Kolman & Pryor present a new series by Betsy Ruth Byers underpainted with philosophy and ecology, and how our sensory experiences create our reality.
- Feb 25th - Apr 29th
- Sat Mar 25th 7PM - 9PM CST
1500 Jackson St NE #395
Minneapolis ( map )
Taking as her inspiration the Icelandic term jökulhlaup (a glacial flood), United States Geological Survey historical studies of glacial change, and French phenomenological philosopher Maurice Merleau-Ponty’s theories on perception and meaning, Betsy Ruth Byers introduces a new body of work titled, Sensitive Indicators, at Kolman & Pryor Gallery. Sensitive Indicators opens February 25 and runs through April 15 An artist reception will be held on Saturday, March 25, 7-9 p.m.
While the work is influenced by how glacial landscapes are radically changing due to global warming, Byers insists her work is not about climate change. “Glaciers are a particularly sensitive indicator of climate change, which is a concern that runs through my life and work,” she says. “But what’s reflected in the work, instead, is my interest in the slow movement of landscapes over time. The work is underpainted with my thinking about philosophy and ecology, and about how our sensory experiences create our reality.”

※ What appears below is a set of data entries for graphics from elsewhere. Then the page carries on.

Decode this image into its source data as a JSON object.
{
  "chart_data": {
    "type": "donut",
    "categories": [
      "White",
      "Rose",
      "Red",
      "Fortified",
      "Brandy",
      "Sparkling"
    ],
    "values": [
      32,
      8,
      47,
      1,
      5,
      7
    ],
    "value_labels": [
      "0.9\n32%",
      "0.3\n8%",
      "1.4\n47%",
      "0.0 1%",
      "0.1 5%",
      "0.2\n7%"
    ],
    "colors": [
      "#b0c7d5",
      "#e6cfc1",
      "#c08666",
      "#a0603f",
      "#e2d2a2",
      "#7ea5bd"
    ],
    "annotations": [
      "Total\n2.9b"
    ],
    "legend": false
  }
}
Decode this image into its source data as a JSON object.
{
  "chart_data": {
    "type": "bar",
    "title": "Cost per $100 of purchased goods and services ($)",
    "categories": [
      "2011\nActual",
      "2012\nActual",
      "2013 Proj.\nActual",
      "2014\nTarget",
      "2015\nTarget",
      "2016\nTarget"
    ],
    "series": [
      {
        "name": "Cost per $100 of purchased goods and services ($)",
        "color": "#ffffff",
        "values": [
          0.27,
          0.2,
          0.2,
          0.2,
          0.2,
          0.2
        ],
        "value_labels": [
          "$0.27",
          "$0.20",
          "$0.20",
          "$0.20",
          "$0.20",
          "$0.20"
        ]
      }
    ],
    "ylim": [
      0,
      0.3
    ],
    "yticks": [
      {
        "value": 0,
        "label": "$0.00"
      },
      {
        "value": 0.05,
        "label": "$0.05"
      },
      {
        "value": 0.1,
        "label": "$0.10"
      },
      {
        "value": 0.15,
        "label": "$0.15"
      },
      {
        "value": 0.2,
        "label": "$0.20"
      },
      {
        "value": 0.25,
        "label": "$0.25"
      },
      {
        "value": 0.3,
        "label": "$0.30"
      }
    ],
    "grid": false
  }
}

Byers has long been influenced by water. Early works about swimming at night “evolved into thinking about our relationship to water, then glaciers,” she says. The aspects of a landscape painting that viewers usually perceive first—including light, space, horizon lines and texture—“become intertwined and internalized, and constitute what we experience as the ever-shifting present moment,” Byers says, with reference to Merleau-Ponty’s theories on perception.